Basic doubt about exponents.

Question

I have a doubt regarding this:

$\begin{aligned} \ln y &=\ln \left(x^{x^{x}}\right) \\ &=x \ln \left(x^{x}\right) \\ &=x \cdot x \cdot \ln x \\ &=x^{2} \cdot \ln x \\ &=\ln \left(x^{x^{2}}\right) \neq \ln \left(x^{x^{x}}\right) \end{aligned}$

I KNOW that I did it wrong ( in step 3) but can any body explain me what exactly I did wrong and point out the exact fundamental understanding that I lack. Please try to be extremely specific while explaining the error.

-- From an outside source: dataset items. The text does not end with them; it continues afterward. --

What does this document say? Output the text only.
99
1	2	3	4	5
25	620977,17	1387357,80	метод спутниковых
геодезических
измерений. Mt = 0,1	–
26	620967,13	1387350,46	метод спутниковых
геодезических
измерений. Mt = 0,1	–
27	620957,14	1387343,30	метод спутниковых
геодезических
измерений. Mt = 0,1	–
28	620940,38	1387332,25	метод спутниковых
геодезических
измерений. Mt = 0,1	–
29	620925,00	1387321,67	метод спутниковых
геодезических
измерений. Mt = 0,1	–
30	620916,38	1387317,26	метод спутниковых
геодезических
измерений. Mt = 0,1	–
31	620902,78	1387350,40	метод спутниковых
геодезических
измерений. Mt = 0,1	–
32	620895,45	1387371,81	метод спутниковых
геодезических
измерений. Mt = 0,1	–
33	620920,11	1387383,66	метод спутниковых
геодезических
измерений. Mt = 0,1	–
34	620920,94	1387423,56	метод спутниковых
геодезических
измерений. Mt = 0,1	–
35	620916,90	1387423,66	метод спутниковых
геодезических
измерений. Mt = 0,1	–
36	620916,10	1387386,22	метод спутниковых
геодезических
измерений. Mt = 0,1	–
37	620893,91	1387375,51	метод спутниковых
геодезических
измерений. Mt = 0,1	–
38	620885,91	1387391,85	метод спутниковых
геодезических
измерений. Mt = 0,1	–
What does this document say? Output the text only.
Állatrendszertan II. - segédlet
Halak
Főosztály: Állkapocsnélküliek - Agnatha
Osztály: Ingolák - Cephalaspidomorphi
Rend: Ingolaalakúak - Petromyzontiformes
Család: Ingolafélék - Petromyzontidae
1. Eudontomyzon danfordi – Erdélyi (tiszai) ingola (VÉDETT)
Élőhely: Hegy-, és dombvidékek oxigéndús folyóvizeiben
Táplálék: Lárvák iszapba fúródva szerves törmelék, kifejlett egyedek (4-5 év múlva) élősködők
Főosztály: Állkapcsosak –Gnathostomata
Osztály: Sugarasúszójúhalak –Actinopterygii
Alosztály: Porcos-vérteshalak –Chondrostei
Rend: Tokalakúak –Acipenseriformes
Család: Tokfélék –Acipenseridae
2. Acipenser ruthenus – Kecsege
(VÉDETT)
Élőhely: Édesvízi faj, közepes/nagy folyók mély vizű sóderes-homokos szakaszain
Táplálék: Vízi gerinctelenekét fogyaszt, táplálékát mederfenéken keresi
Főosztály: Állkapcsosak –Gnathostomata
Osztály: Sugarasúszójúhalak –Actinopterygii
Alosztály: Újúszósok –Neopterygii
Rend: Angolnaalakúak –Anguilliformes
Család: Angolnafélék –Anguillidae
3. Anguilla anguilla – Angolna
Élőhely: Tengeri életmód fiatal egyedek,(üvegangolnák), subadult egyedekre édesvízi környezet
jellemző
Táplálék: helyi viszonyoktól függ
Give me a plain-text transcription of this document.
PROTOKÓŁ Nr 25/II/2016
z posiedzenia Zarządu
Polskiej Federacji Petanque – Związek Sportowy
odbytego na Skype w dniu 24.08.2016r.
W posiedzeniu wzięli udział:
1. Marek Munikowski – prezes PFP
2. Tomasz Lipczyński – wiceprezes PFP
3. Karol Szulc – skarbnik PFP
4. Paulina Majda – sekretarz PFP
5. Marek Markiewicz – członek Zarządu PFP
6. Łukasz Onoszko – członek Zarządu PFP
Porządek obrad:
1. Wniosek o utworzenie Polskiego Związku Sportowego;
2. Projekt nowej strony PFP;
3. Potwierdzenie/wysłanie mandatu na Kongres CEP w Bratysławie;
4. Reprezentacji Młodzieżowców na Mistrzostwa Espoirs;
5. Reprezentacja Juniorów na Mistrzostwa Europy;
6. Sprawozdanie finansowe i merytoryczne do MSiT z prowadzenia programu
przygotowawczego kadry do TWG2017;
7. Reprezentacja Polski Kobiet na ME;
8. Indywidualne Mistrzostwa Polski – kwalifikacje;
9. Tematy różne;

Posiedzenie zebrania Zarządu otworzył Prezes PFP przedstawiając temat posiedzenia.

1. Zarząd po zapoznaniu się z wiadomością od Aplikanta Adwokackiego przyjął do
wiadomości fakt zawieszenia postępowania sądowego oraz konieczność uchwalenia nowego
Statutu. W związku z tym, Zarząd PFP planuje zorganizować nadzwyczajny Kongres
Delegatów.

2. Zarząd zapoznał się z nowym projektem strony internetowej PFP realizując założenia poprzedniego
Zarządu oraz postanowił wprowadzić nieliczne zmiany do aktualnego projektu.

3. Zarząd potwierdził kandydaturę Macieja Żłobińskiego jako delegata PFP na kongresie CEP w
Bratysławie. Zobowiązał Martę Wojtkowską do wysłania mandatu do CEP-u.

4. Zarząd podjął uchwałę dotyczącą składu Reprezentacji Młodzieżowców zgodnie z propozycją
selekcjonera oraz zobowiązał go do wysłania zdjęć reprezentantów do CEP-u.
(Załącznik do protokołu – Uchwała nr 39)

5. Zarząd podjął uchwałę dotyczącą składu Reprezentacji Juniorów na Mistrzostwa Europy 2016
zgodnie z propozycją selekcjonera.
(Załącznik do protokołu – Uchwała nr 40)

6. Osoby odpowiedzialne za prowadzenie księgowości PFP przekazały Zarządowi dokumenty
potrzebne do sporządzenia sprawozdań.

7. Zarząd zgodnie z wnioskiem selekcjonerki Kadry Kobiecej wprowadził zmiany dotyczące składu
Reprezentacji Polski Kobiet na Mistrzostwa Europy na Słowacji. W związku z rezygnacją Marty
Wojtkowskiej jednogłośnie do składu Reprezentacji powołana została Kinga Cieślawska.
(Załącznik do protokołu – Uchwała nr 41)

If u want more info on the question, feel free to comment.

Answer 1

Your error was due to incorrect association of the exponents:

$$ x^{x^x} = x^\left(x^x\right) \neq \left(x^x\right)^x. $$

As you know,

$$ x \ln(u) = \ln\left(u^x\right). $$

Observe that

$$ x \ln \left(x^x\right) = \ln \left(\left(x^x\right)^x\right) \neq \ln \left(x^{\left(x^x\right)}\right) = \ln\left(x^{x^x}\right). $$

Also observe that

$$ \left(x^x\right)^x = x^\left(x^2\right). $$

And note that you are inconsistent in the way you associate exponentiation, because you treated $x^{x^x}$ as $\left(x^x\right)^x$ but you treated $x^{x^2}$ as $x^\left(x^2\right).$

Answer 2

The problem is that $$\log(x^{x^x})=x^x\log x\neq x^2\log x.$$ The logarithmic law you wanted to use is $$\log(a^b)=b\log a.$$ You set $a=x^x$ and $b=x$. The problem is that $a^b\neq x^{x^x}$, $a^b=x^{x^2},$ because $[(a^b)]^c=a^{bc}$. The correct way is to set $a=x$ and $b=x^x$.